In 2012 the number of programme events broadcast from a 5 SD mux freeview transmitter exceeded the number that the 9200T can remember at one time. The strain on the 9200T only kicked in after a retune when it became aware of any extra channels on the mux since the last retune. It will try and store the programme events in its storage even if you deleted those channels at retune or after retune, overwriting some events which it has already stored. As there will be still gaps in the epg it is forever trying to populate the epg. If a manual retune is actioned without one of the larger muxes (SDN Arq A or Arq B) then the freezing normally stops.

Have you tried tuning to less multiplexes to check whether that is the trigger for the freezing on your 9200T?
 

hifienthusiast

New Member
The capacitors of the 9200T power supply board were changed in 2012. My relative did not use it until 2016. The 9200T was alright until a few months ago, the picture started to freeze. She had to turn the 9200T on using the switch at the back in order to get it working again.

Do you think it is worth changing the caps on the power supply board of the 9200T again?
 

FoxFan

New Member
Changing the caps (Electrolytic 105deg from RS) made no difference to the symptoms (as decribed in OP) on mine.
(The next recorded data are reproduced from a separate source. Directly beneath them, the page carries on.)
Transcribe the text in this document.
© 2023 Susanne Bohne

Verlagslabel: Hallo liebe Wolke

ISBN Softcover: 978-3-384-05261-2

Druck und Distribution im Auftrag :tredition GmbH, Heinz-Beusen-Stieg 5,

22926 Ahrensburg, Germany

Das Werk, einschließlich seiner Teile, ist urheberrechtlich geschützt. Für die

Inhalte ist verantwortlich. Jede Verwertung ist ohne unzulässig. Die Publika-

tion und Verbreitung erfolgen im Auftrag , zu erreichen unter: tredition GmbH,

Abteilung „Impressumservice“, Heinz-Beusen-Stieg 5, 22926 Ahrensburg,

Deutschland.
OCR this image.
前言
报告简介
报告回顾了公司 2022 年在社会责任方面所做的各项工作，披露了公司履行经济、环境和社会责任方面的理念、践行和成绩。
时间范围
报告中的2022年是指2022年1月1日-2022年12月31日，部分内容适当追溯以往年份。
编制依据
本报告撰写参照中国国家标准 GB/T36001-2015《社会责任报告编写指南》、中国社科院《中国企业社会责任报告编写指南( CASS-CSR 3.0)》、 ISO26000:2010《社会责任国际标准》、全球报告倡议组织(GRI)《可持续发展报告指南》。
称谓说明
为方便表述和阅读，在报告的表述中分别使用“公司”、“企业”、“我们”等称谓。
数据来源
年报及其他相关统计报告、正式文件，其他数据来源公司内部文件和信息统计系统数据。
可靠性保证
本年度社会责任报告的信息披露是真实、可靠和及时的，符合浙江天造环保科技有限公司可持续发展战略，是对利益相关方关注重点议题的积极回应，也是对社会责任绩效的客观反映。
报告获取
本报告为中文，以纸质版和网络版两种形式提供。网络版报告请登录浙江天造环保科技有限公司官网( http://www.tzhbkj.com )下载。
My feeling is that it could be the hdd - either moving to failure or because of fragmentation issues - but don't want to loose the backlog of recordings by reformatting at this stage and 9150T seems to be the only model that encyption cannot be overcome by copying. I realise that the hdd is formatted as ext2 which shouldn't suffer fragmentation issues (unless approaching capacity) in linux but if Humax use their own propriety o/s with areas reserved for epg and recording info then this may not be the case. Anyway, I've a spare hdd that can be used to test the hypothesis....
 

MartinLiddle

Super Moderator
Staff member
My feeling is that it could be the hdd - either moving to failure or because of fragmentation issues - but don't want to loose the backlog of recordings by reformatting at this stage and 9150T seems to be the only model that encyption cannot be overcome by copying.
Content on the 9150 is not encrypted; you can download the content to a PC using humaxrw and play it if you want to satisfy yourself of the accuracy of my statement.
I realise that the hdd is formatted as ext2 which shouldn't suffer fragmentation issues (unless approaching capacity) in linux but if Humax use their own propriety o/s with areas reserved for epg and recording info then this may not be the case.
I have no idea why you think the file system is EXT2; it is a proprietary FAT based file system unique to Humax. The EPG cache is on the hard drive but is a single file. The recording schedule is held in NVRAM on the motherboard.